In Vavathurai, Kanniyakumari, India, there is a well-known tourist attraction called the Vivekananda Rock Memorial. A memorial can be found on two rocks roughly 500 kilometres (310 miles) east of Vavathurai’s mainland. In honour of Swami Vivekananda, who is supposed to have reached enlightenment atop the rock, it was constructed in 1970. Local lore claims that Goddess Kumari practised asceticism on this rock. The memorial also has a meditation room (Dhyana Mandapam) for guests. The mandapa’s design blends various types of temple architecture from across India. It has a Vivekananda statue inside. The Laccadive Sea encircles the cliffs. The Vivekananda Mandapam and the Shripada Mandapam are the memorial’s two primary buildings.

Mandapam in honour of Gandhi

On the site where the urn carrying the Mahatma’s ashes was kept for public inspection before immersion, the Gandhi Memorial Mandapam was constructed. The memorial, shaped like a Hindu temple in central India, was made in such a way that on Gandhi’s birthday, October 2, the sunrise will directly hit the spot where his ashes were interred.

Memorial Park for the Tsunami

A memorial to those lost in the 2004 Indian Ocean earthquake and tsunami, an underwater megathrust earthquake that killed some 280,000 people worldwide, including India, Sri Lanka, Somalia, Thailand, the Maldives, and Indonesia, is located close to Kanniyakumari.

Temple of Bhagavathy Amman

Goddess Kumari Amman is the subject of the 3,000-year-old Bhagavathy Amman Temple, situated at Kanniyakumari. One of Devi’s incarnations is Kumari Amman, sometimes called “Kumari Bhagavathy Amman.” The first Durga temple built by Lord Parasurama is the Kumari Bhagavathy Amman temple, one of the 108 Shakthi Peethas.
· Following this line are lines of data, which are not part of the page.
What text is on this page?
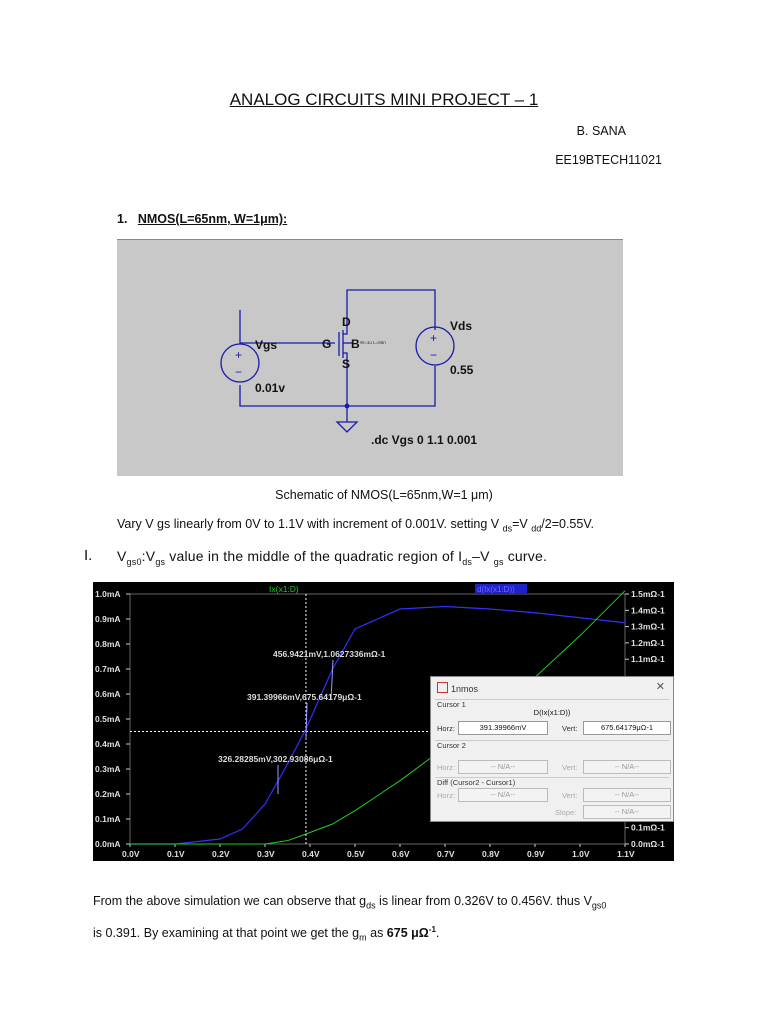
ANALOG CIRCUITS MINI PROJECT – 1
B. SANA
EE19BTECH11021
1. NMOS(L=65nm, W=1μm):
+
−
+
−
Vgs
0.01v
Vds
0.55
D
G B
S
W=1u L=65n
.dc Vgs 0 1.1 0.001
Schematic of NMOS(L=65nm,W=1 μm)
Vary V gs linearly from 0V to 1.1V with increment of 0.001V. setting V $_{ds}$=V $_{dd}$/2=0.55V.
I. $V_{gs0}:V_{gs}$ value in the middle of the quadratic region of $I_{ds}-V$ $_{gs}$ curve.
1.0mA
0.9mA
0.8mA
0.7mA
0.6mA
0.5mA
0.4mA
0.3mA
0.2mA
0.1mA
0.0mA
1.5mΩ-1
1.4mΩ-1
1.3mΩ-1
1.2mΩ-1
1.1mΩ-1
0.1mΩ-1
0.0mΩ-1
0.0V	0.1V	0.2V	0.3V	0.4V	0.5V	0.6V	0.7V	0.8V	0.9V	1.0V	1.1V
Ix(x1:D)	d(Ix(x1:D))
456.9421mV,1.0627336mΩ-1
391.39966mV,675.64179μΩ-1
326.28285mV,302.93086μΩ-1
1nmos	✕
Cursor 1
D(Ix(x1:D))
Horz:	391.39966mV	Vert:	675.64179μΩ-1
Cursor 2
Horz:	-- N/A--	Vert:	-- N/A--
Diff (Cursor2 - Cursor1)
Horz:	-- N/A--	Vert:	-- N/A--
Slope:	-- N/A--
From the above simulation we can observe that $g_{ds}$ is linear from 0.326V to 0.456V. thus $V_{gs0}$
is 0.391. By examining at that point we get the $g_m$ as 675 $\mu\Omega^{-1}$.
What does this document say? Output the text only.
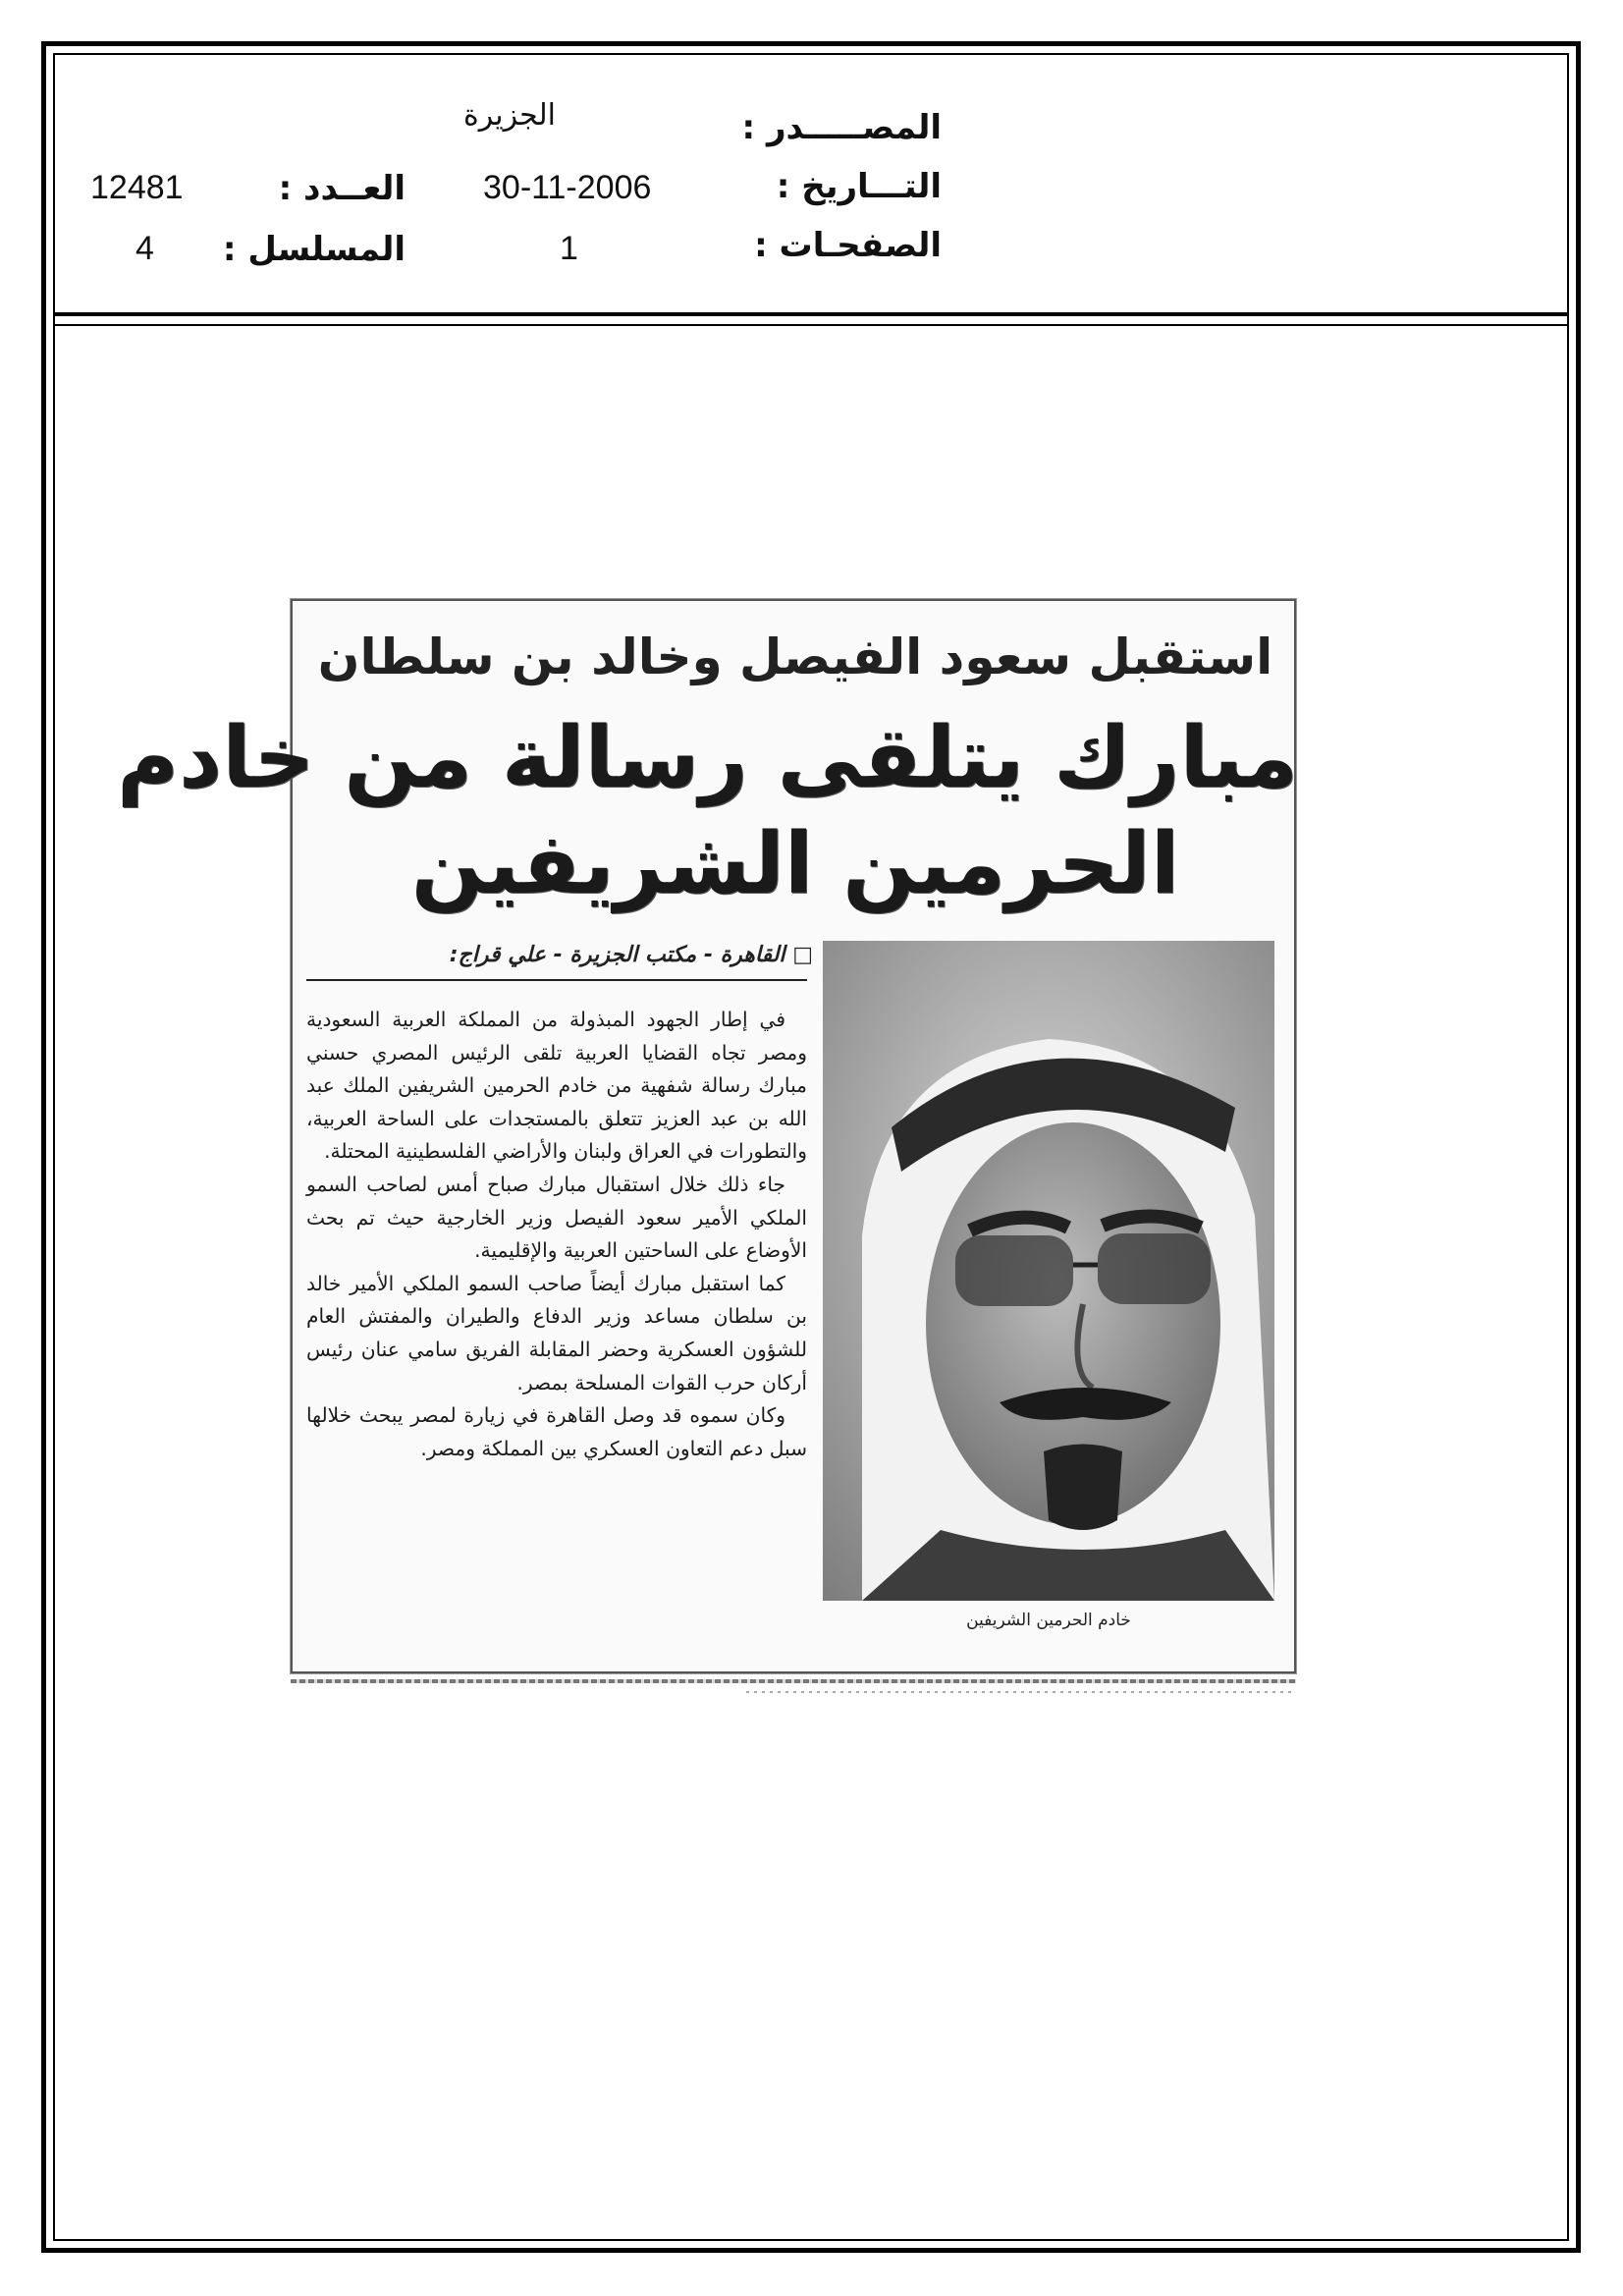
المصـــــدر :
الجزيرة
التـــاريخ :
30-11-2006
العــدد :
12481
الصفحـات :
1
المسلسل :
4
استقبل سعود الفيصل وخالد بن سلطان
مبارك يتلقى رسالة من خادم
الحرمين الشريفين
□ القاهرة - مكتب الجزيرة - علي قراج:

في إطار الجهود المبذولة من المملكة العربية السعودية ومصر تجاه القضايا العربية تلقى الرئيس المصري حسني مبارك رسالة شفهية من خادم الحرمين الشريفين الملك عبد الله بن عبد العزيز تتعلق بالمستجدات على الساحة العربية، والتطورات في العراق ولبنان والأراضي الفلسطينية المحتلة.

جاء ذلك خلال استقبال مبارك صباح أمس لصاحب السمو الملكي الأمير سعود الفيصل وزير الخارجية حيث تم بحث الأوضاع على الساحتين العربية والإقليمية.

كما استقبل مبارك أيضاً صاحب السمو الملكي الأمير خالد بن سلطان مساعد وزير الدفاع والطيران والمفتش العام للشؤون العسكرية وحضر المقابلة الفريق سامي عنان رئيس أركان حرب القوات المسلحة بمصر.

وكان سموه قد وصل القاهرة في زيارة لمصر يبحث خلالها سبل دعم التعاون العسكري بين المملكة ومصر.

خادم الحرمين الشريفين
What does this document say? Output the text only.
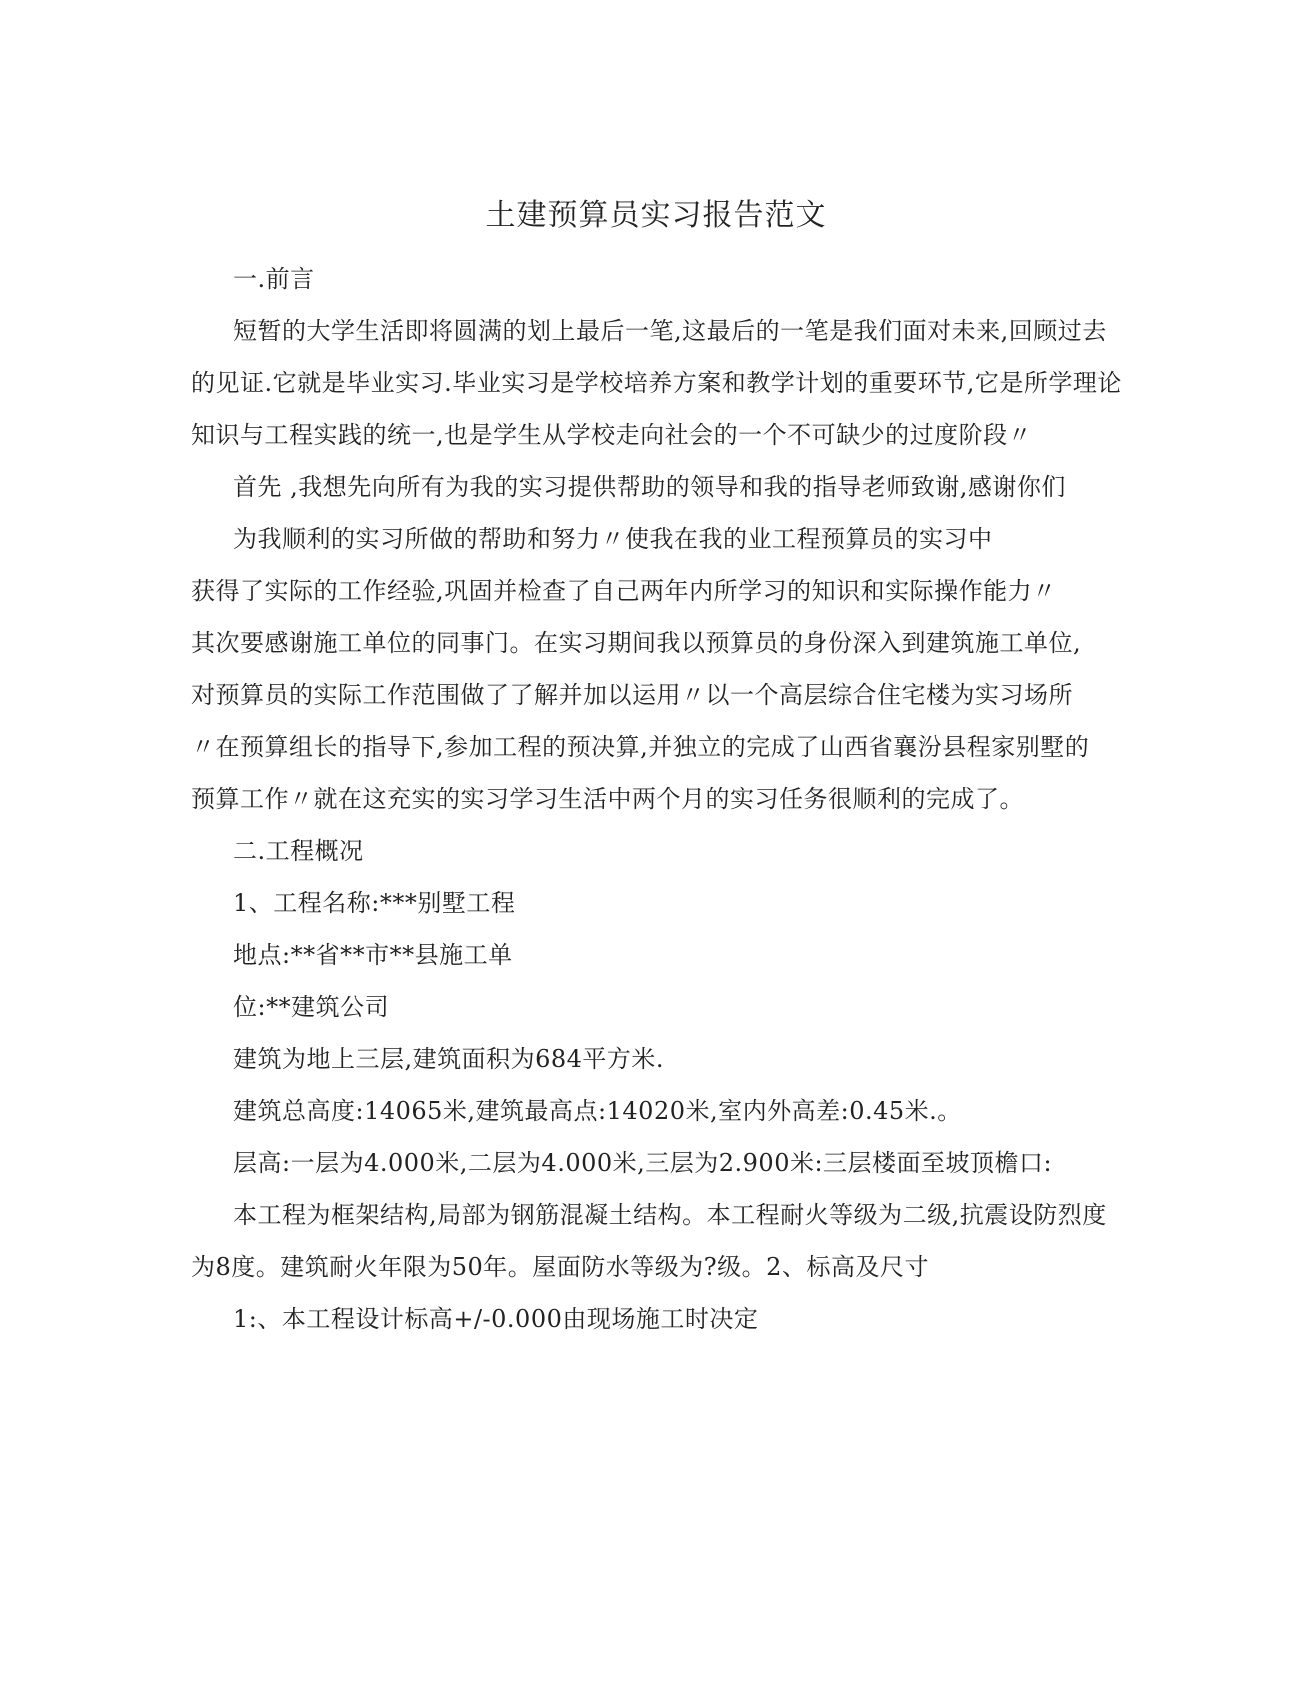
土建预算员实习报告范文
一.前言
短暂的大学生活即将圆满的划上最后一笔,这最后的一笔是我们面对未来,回顾过去
的见证.它就是毕业实习.毕业实习是学校培养方案和教学计划的重要环节,它是所学理论
知识与工程实践的统一,也是学生从学校走向社会的一个不可缺少的过度阶段〃
首先 ,我想先向所有为我的实习提供帮助的领导和我的指导老师致谢,感谢你们
为我顺利的实习所做的帮助和努力〃使我在我的业工程预算员的实习中
获得了实际的工作经验,巩固并检查了自己两年内所学习的知识和实际操作能力〃
其次要感谢施工单位的同事门。在实习期间我以预算员的身份深入到建筑施工单位,
对预算员的实际工作范围做了了解并加以运用〃以一个高层综合住宅楼为实习场所
〃在预算组长的指导下,参加工程的预决算,并独立的完成了山西省襄汾县程家别墅的
预算工作〃就在这充实的实习学习生活中两个月的实习任务很顺利的完成了。
二.工程概况
1、工程名称:***别墅工程
地点:**省**市**县施工单
位:**建筑公司
建筑为地上三层,建筑面积为684平方米.
建筑总高度:14065米,建筑最高点:14020米,室内外高差:0.45米.。
层高:一层为4.000米,二层为4.000米,三层为2.900米:三层楼面至坡顶檐口:
本工程为框架结构,局部为钢筋混凝土结构。本工程耐火等级为二级,抗震设防烈度
为8度。建筑耐火年限为50年。屋面防水等级为?级。2、标高及尺寸
1:、本工程设计标高+/-0.000由现场施工时决定
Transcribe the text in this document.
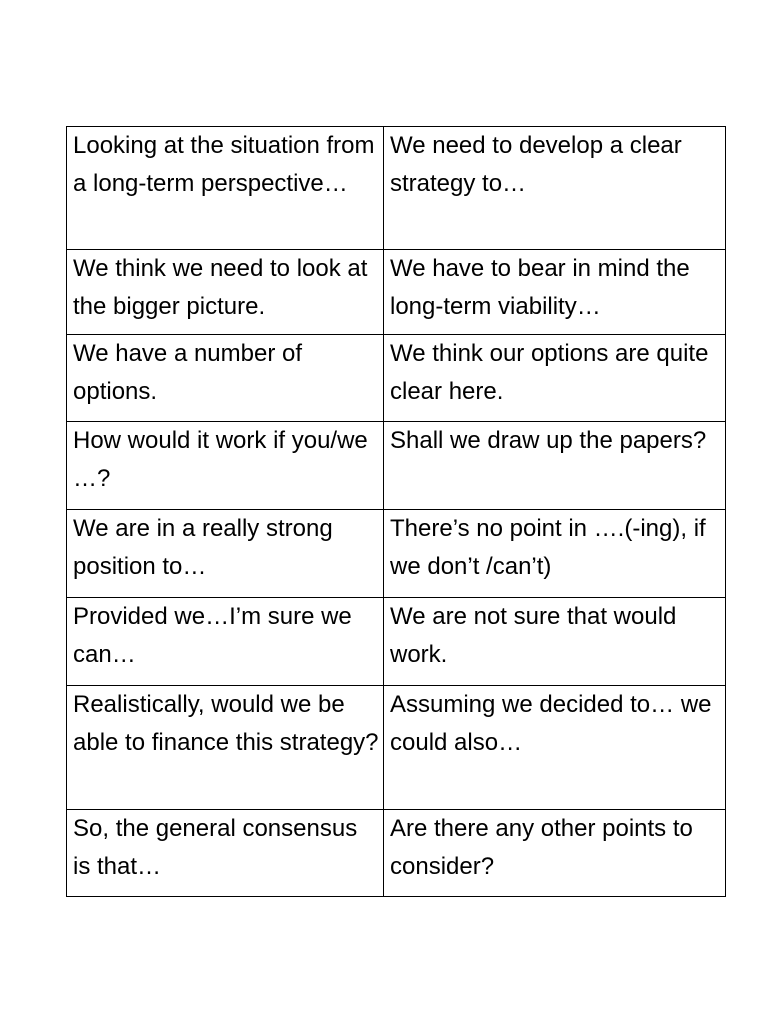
Looking at the situation from a long-term perspective…	We need to develop a clear strategy to…

We think we need to look at the bigger picture.	We have to bear in mind the long-term viability…

We have a number of options.	We think our options are quite clear here.

How would it work if you/we …?	Shall we draw up the papers?

We are in a really strong position to…	There’s no point in ….(-ing), if we don’t /can’t)

Provided we…I’m sure we can…	We are not sure that would work.

Realistically, would we be able to finance this strategy?	Assuming we decided to… we could also…

So, the general consensus is that…	Are there any other points to consider?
This temple is located on the Laccadive Sea’s coast. The Ramayana, the Mahabharata, and Purananooru refer to the Kumari temple.

Monument to Kamarajar Mani Mantapa

The Kamarajar Mani Mantapa Monument was built and honoured Mr Kamarajar, an Indian National Congress president and former Tamil Nadu chief minister. He is also commonly referred to as “Black Gandhi” by the general public. Kamarajar’s ashes were held in this location, similar to the Gandhi Mantapa, so that people might pay their respects before submerging in the sea.


Ferry services between the town and the Vivekananda Rock Memorial and Thiruvalluvar statue on rocky islets off the coast are provided by the state-owned Poompuhar Shipping Corporation. The ferry service started running in 1984. Until June 2013, two ferries were utilised to transport tourists, but in honour of Swamy Vivekananda’s 150th birthday, a third ferry was added to the schedule. Nearly all major Indian towns have direct train connections with Kanniyakumari and the neighbouring Nagercoil. Thiruvananthapuram International Airport is the closest airport, located 70 miles (43 kilometres) from Nagercoil and 90 miles (56 kilometres) from Kanniyakumari Town. Chennai is about 744 kilometres (462 mi) from Kanniyakumari.

People Also Ask:

What is Kanyakumari famous for?

Because it is the only location on earth where you can witness the Sun Rise and Sun Set from the ocean, Kanyakumari is well-known. On full moon days, it is the only location in India where one may witness the extraordinary spectacle of the Sun Setting and Moon Rising at the Same Time.

Is Kanyakumari worth a visit?

Tourism in Kanyakumari has profited from the city’s unique spiritual significance. Since it is believed to be the residence of the virgin Goddess Kanya Kumari, it is a well-known pilgrimage site. The town is a great place to go on your next vacation because it offers amenities for people of many faiths.

Is Kanyakumari part of Kerala?

The current Kanyakumari region was still a part of Kerala’s Trivandrum district in July 1949, when the United States of Cochin and Travancore were established.

Is one day enough for Kanyakumari?

Most of Kanyakumari’s attractions may be seen in a single full-day tour. You will be picked up in the morning from your hotel or house in Kanyakumari and dropped off in the evening as part of your guided one-day local sightseeing tour in a car.

Mountains in Kanyakumari district.

At the southernmost edge of the Western Ghats on NH 47, Marunthuval Malai—a nearly naked peak with an elevation of 800 feet—can be found by taking a detour through the village of Pothaiadi, which is located around 11 kilometres from Nagercoil and 7 kilometres from Kanyakumari.